Bewertung vom 14.03.2021
Als wir uns die Welt versprachen
Casagrande, Romina

Als wir uns die Welt versprachen


gut

Edna wurde als Kind von ihren Eltern, in großer Armut lebende Südtiroler Bergbauern, nach Ravensburg verkauft, wo sie und weitere "Schwabenkindern" auf einem Bauernhof wie Leibeigene ausgebeutet wurden. Zusammen mit Jacob flüchtet sie, wird aber von ihm getrennt. Nur der Papagei Emil ist ihr Gefährte. Viele, viele Jahre später entdeckt sie durch Zufall ein Bild von Jacob in einer Zeitschrift. Er liegt schwer verletzt in Ravensburg im Krankenhaus. Sie beschließt, zu ihm zu reisen und macht sich - wieder mit Emil als ihrem einzigen Begleiter - auf der gleichen Route, die sie schon vor fast 80 Jahren genommen hatte, auf den Weg. Dabei lässt sie uns an ihren Gedanken und ihrer Erinnerung an früher, an die Zeit als Schwabenkind und an Jacob teilhaben.

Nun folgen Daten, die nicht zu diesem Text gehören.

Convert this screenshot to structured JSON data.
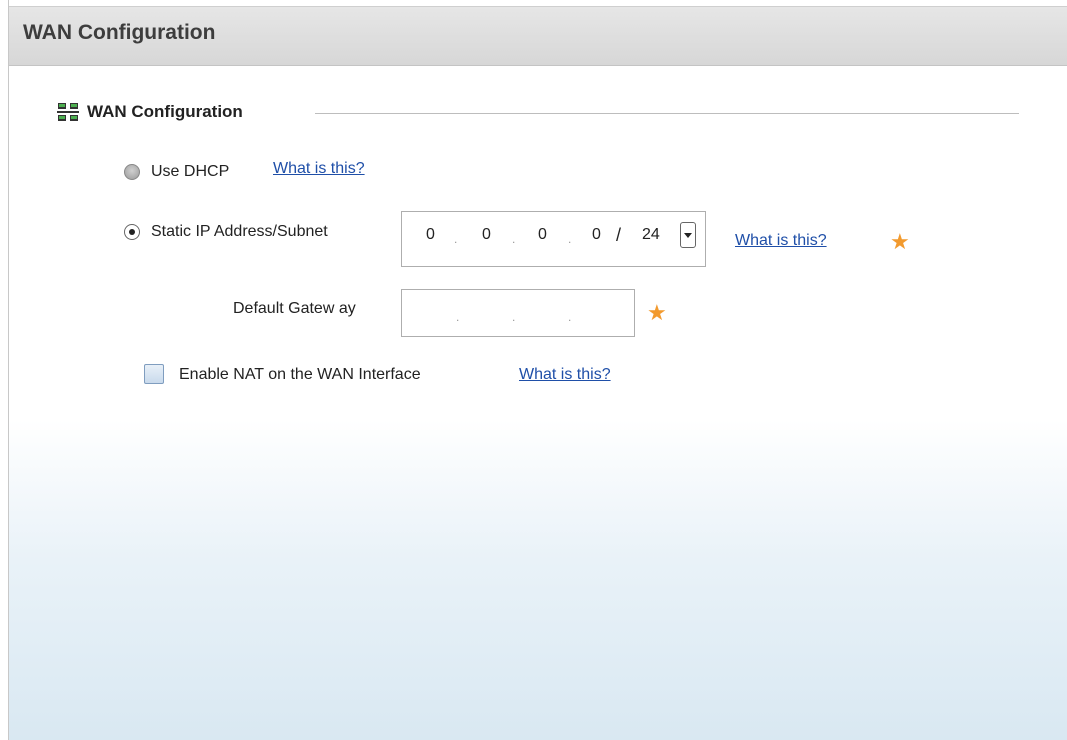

Die Autorin beschreibt die fast neunzigjährige Edna als willensstarke, wunderliche und fast schon etwas einfältige Frau mit kindlichem Gemüt, die ihr Ziel verfolgt, egal was passiert. Selbst als sie ihren Umhang und ihre sich darin befindliche Geldbörse verliert, macht sie sich keine großen Sorgen wie es weitergehen soll, sondern setzt ihre zusehends beschwerlicher werdende Reise unbeirrt fort. Dabei trifft sie auf Menschen, die - ähnlich wie sie - nicht den üblichen Normen entsprechen und ihr unvoreingenommen begegnen und helfen.

Edna ist nicht nur auf dem Weg zu Jakob, sondern auch auf der Suche nach sich selbst. Ich wurde sofort zu Ednas begeisterter Reisebegleiterin, habe mich auf dem Weg aber immer mehr von ihr entfernt und musste mich fast schon dazu zwingen, ihn bis zum Ende mitzugehen, da diese Reise sehr langatmig erzählt ist. Schade, ich hatte mir mehr versprochen.